Dichiarazione presentata all’ONU di Ginevra in occasione dell’undicesima sessione dell’EMRIP, Expert Mechanism on the Rights of Indigenous Peoples


Egregio Presidente,

Questo punto dell'Agenda riguarda il coinvolgimento degli Stati. Ricordo che la Città del Vaticano è lo Stato più piccolo del mondo. Papa Francesco è il capo dello Stato e della Santa Sede all'interno dei loro confini.

In questa dichiarazione citerò dei passaggi, da me modificati per ragioni di brevità, tratti dal giornale Statunitense Indian Country Today, pubblicati in due articoli del 2014 riguardo a Papa Francesco e la Discovery Doctrine.
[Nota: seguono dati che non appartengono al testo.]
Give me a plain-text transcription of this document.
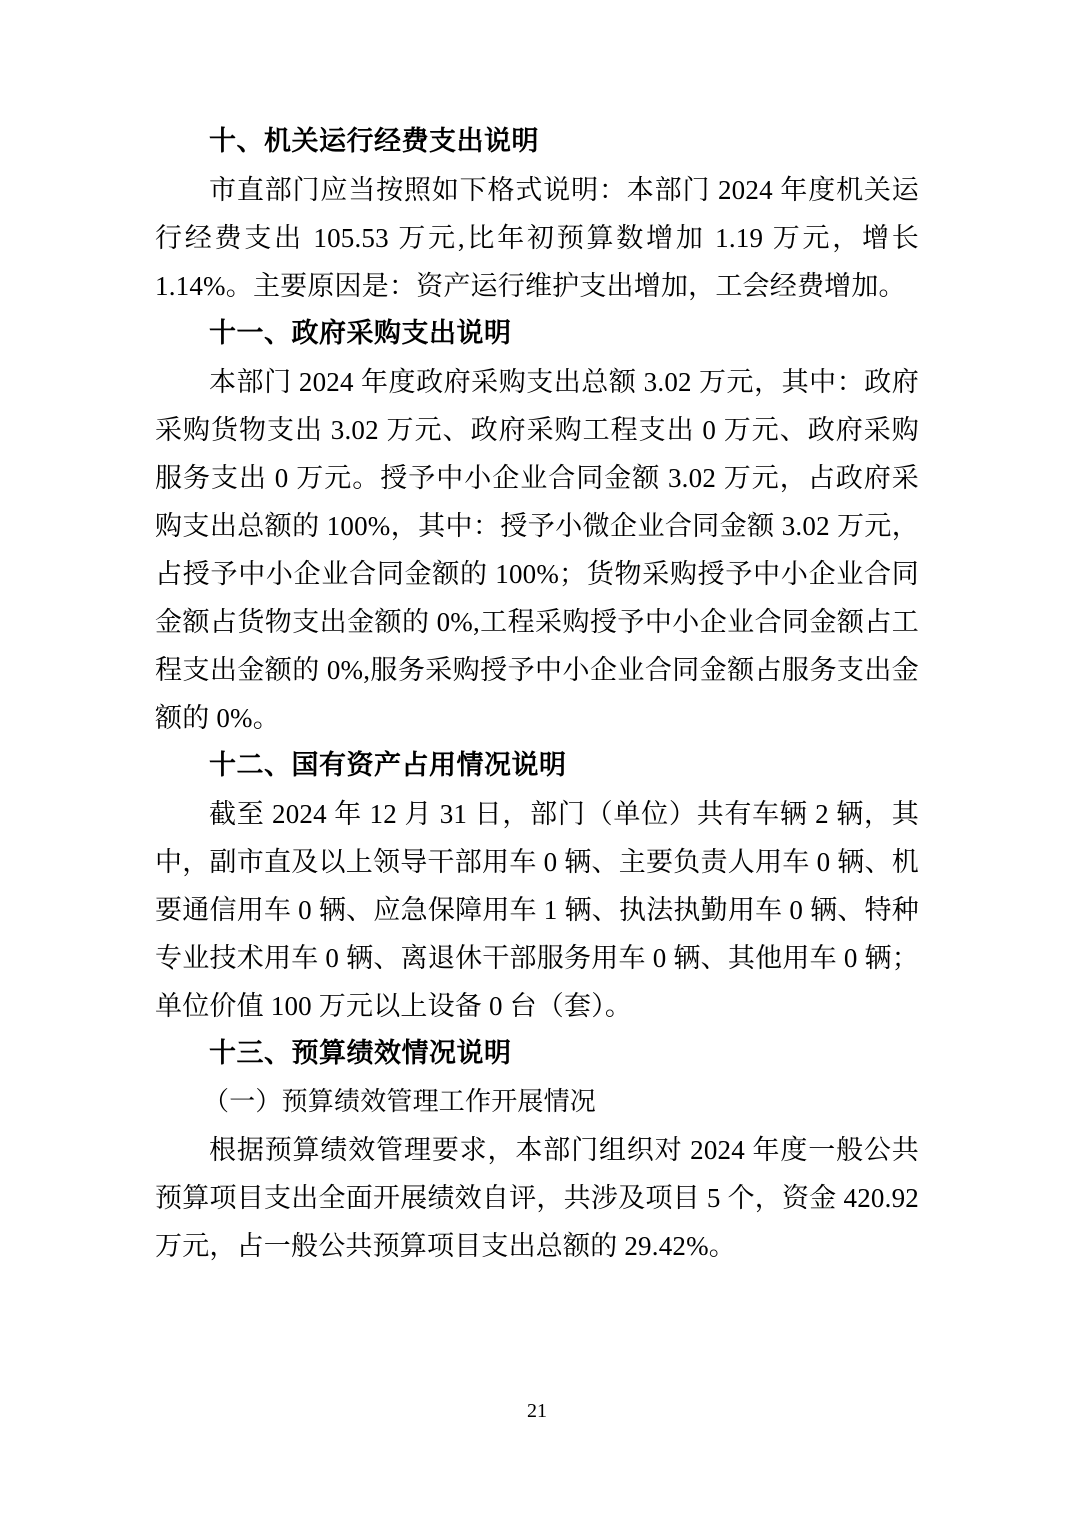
十、机关运行经费支出说明

市直部门应当按照如下格式说明：本部门 2024 年度机关运行经费支出 105.53 万元,比年初预算数增加 1.19 万元，增长 1.14%。主要原因是：资产运行维护支出增加，工会经费增加。

十一、政府采购支出说明

本部门 2024 年度政府采购支出总额 3.02 万元，其中：政府采购货物支出 3.02 万元、政府采购工程支出 0 万元、政府采购服务支出 0 万元。授予中小企业合同金额 3.02 万元，占政府采购支出总额的 100%，其中：授予小微企业合同金额 3.02 万元，占授予中小企业合同金额的 100%；货物采购授予中小企业合同金额占货物支出金额的 0%,工程采购授予中小企业合同金额占工程支出金额的 0%,服务采购授予中小企业合同金额占服务支出金额的 0%。

十二、国有资产占用情况说明

截至 2024 年 12 月 31 日，部门（单位）共有车辆 2 辆，其中，副市直及以上领导干部用车 0 辆、主要负责人用车 0 辆、机要通信用车 0 辆、应急保障用车 1 辆、执法执勤用车 0 辆、特种专业技术用车 0 辆、离退休干部服务用车 0 辆、其他用车 0 辆；单位价值 100 万元以上设备 0 台（套）。

十三、预算绩效情况说明

（一）预算绩效管理工作开展情况

根据预算绩效管理要求，本部门组织对 2024 年度一般公共预算项目支出全面开展绩效自评，共涉及项目 5 个，资金 420.92 万元，占一般公共预算项目支出总额的 29.42%。

21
Nel suo storico discorso del 10 luglio 2014, Papa Francesco chiese scusa per i “gravi peccati” del colonialismo ai danni dei Popoli Indigeni dell'America in un discorso ai gruppi locali della Bolivia.
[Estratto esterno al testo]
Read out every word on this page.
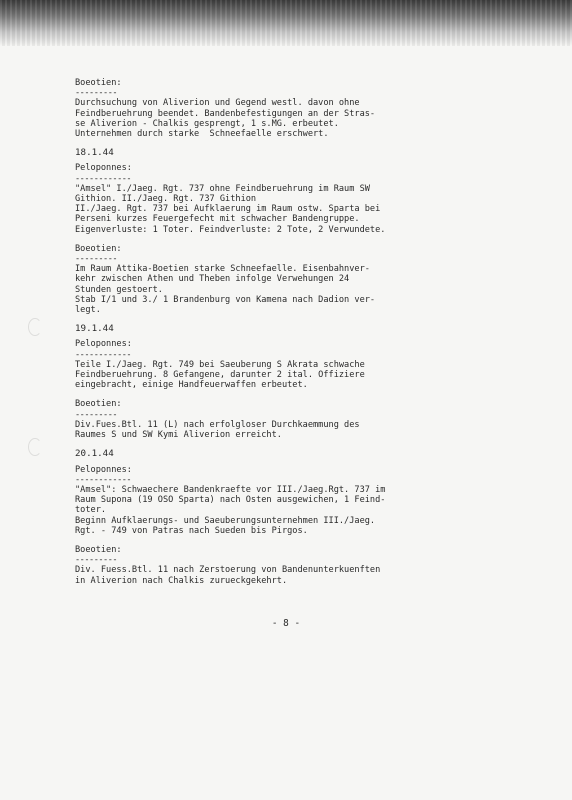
Boeotien:
---------
Durchsuchung von Aliverion und Gegend westl. davon ohne
Feindberuehrung beendet. Bandenbefestigungen an der Stras-
se Aliverion - Chalkis gesprengt, 1 s.MG. erbeutet.
Unternehmen durch starke  Schneefaelle erschwert.
18.1.44
Peloponnes:
------------
"Amsel" I./Jaeg. Rgt. 737 ohne Feindberuehrung im Raum SW
Githion. II./Jaeg. Rgt. 737 Githion
II./Jaeg. Rgt. 737 bei Aufklaerung im Raum ostw. Sparta bei
Perseni kurzes Feuergefecht mit schwacher Bandengruppe.
Eigenverluste: 1 Toter. Feindverluste: 2 Tote, 2 Verwundete.
Boeotien:
---------
Im Raum Attika-Boetien starke Schneefaelle. Eisenbahnver-
kehr zwischen Athen und Theben infolge Verwehungen 24
Stunden gestoert.
Stab I/1 und 3./ 1 Brandenburg von Kamena nach Dadion ver-
legt.
19.1.44
Peloponnes:
------------
Teile I./Jaeg. Rgt. 749 bei Saeuberung S Akrata schwache
Feindberuehrung. 8 Gefangene, darunter 2 ital. Offiziere
eingebracht, einige Handfeuerwaffen erbeutet.
Boeotien:
---------
Div.Fues.Btl. 11 (L) nach erfolgloser Durchkaemmung des
Raumes S und SW Kymi Aliverion erreicht.
20.1.44
Peloponnes:
------------
"Amsel": Schwaechere Bandenkraefte vor III./Jaeg.Rgt. 737 im
Raum Supona (19 OSO Sparta) nach Osten ausgewichen, 1 Feind-
toter.
Beginn Aufklaerungs- und Saeuberungsunternehmen III./Jaeg.
Rgt. - 749 von Patras nach Sueden bis Pirgos.
Boeotien:
---------
Div. Fuess.Btl. 11 nach Zerstoerung von Bandenunterkuenften
in Aliverion nach Chalkis zurueckgekehrt.
- 8 -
Nel discorso ammise: “Qualcuno potrebbe giustamente dire 'Quando il Papa parla di colonialismo, soprassiede certe azioni della chiesa.'” Papa Francesco aggiunse: “Ve lo dico con rimpianto: molti gravi peccati sono stati commessi nei confronti dei Nativi dell'America in nome di Dio.”

Disse “Chiedo umilmente scusa, non soltanto per i danni della chiesa stessa, ma anche per i crimini commessi contro le popolazioni native durante la cosiddetta conquista dell'America.”
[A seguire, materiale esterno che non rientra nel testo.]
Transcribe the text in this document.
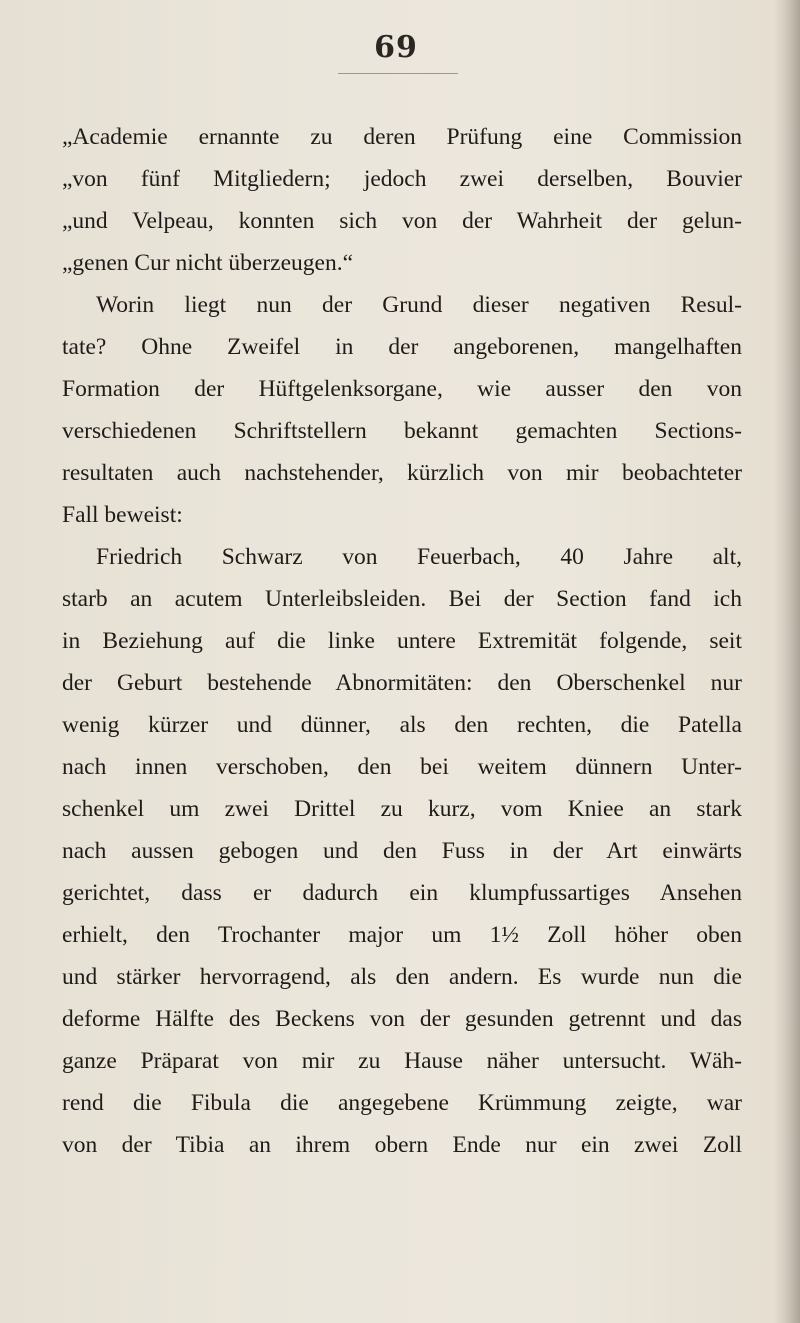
69
„Academie ernannte zu deren Prüfung eine Commission
„von fünf Mitgliedern; jedoch zwei derselben, Bouvier
„und Velpeau, konnten sich von der Wahrheit der gelun-
„genen Cur nicht überzeugen.“
Worin liegt nun der Grund dieser negativen Resul-
tate? Ohne Zweifel in der angeborenen, mangelhaften
Formation der Hüftgelenksorgane, wie ausser den von
verschiedenen Schriftstellern bekannt gemachten Sections-
resultaten auch nachstehender, kürzlich von mir beobachteter
Fall beweist:
Friedrich Schwarz von Feuerbach, 40 Jahre alt,
starb an acutem Unterleibsleiden. Bei der Section fand ich
in Beziehung auf die linke untere Extremität folgende, seit
der Geburt bestehende Abnormitäten: den Oberschenkel nur
wenig kürzer und dünner, als den rechten, die Patella
nach innen verschoben, den bei weitem dünnern Unter-
schenkel um zwei Drittel zu kurz, vom Kniee an stark
nach aussen gebogen und den Fuss in der Art einwärts
gerichtet, dass er dadurch ein klumpfussartiges Ansehen
erhielt, den Trochanter major um 1½ Zoll höher oben
und stärker hervorragend, als den andern. Es wurde nun die
deforme Hälfte des Beckens von der gesunden getrennt und das
ganze Präparat von mir zu Hause näher untersucht. Wäh-
rend die Fibula die angegebene Krümmung zeigte, war
von der Tibia an ihrem obern Ende nur ein zwei Zoll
Parlò stando a fianco del presidente Boliviano Evo Morales, il primo presidente Indigeno della nazione Andina.


Ben Sherman intervistato per Shan Newspaper da Rosalba Nattero

In molti gli hanno chiesto di abrogare interamente e immediatamente la Discovery Doctrine, che spianò la strada a secoli di oppressione ai danni dei Popoli Indigeni.

Esattamente due mesi dopo la dichiarazione in Bolivia, lo stesso giornale scrisse di un gruppo di suore Cattoliche che sollecitavano Papa Francesco ad abrogare la Discovery Doctrine, quell'insieme di bolle papali del 15esimo secolo che diedero tacito permesso al furto delle terre e giustificazione alla colonizzazione dei popoli Indigeni.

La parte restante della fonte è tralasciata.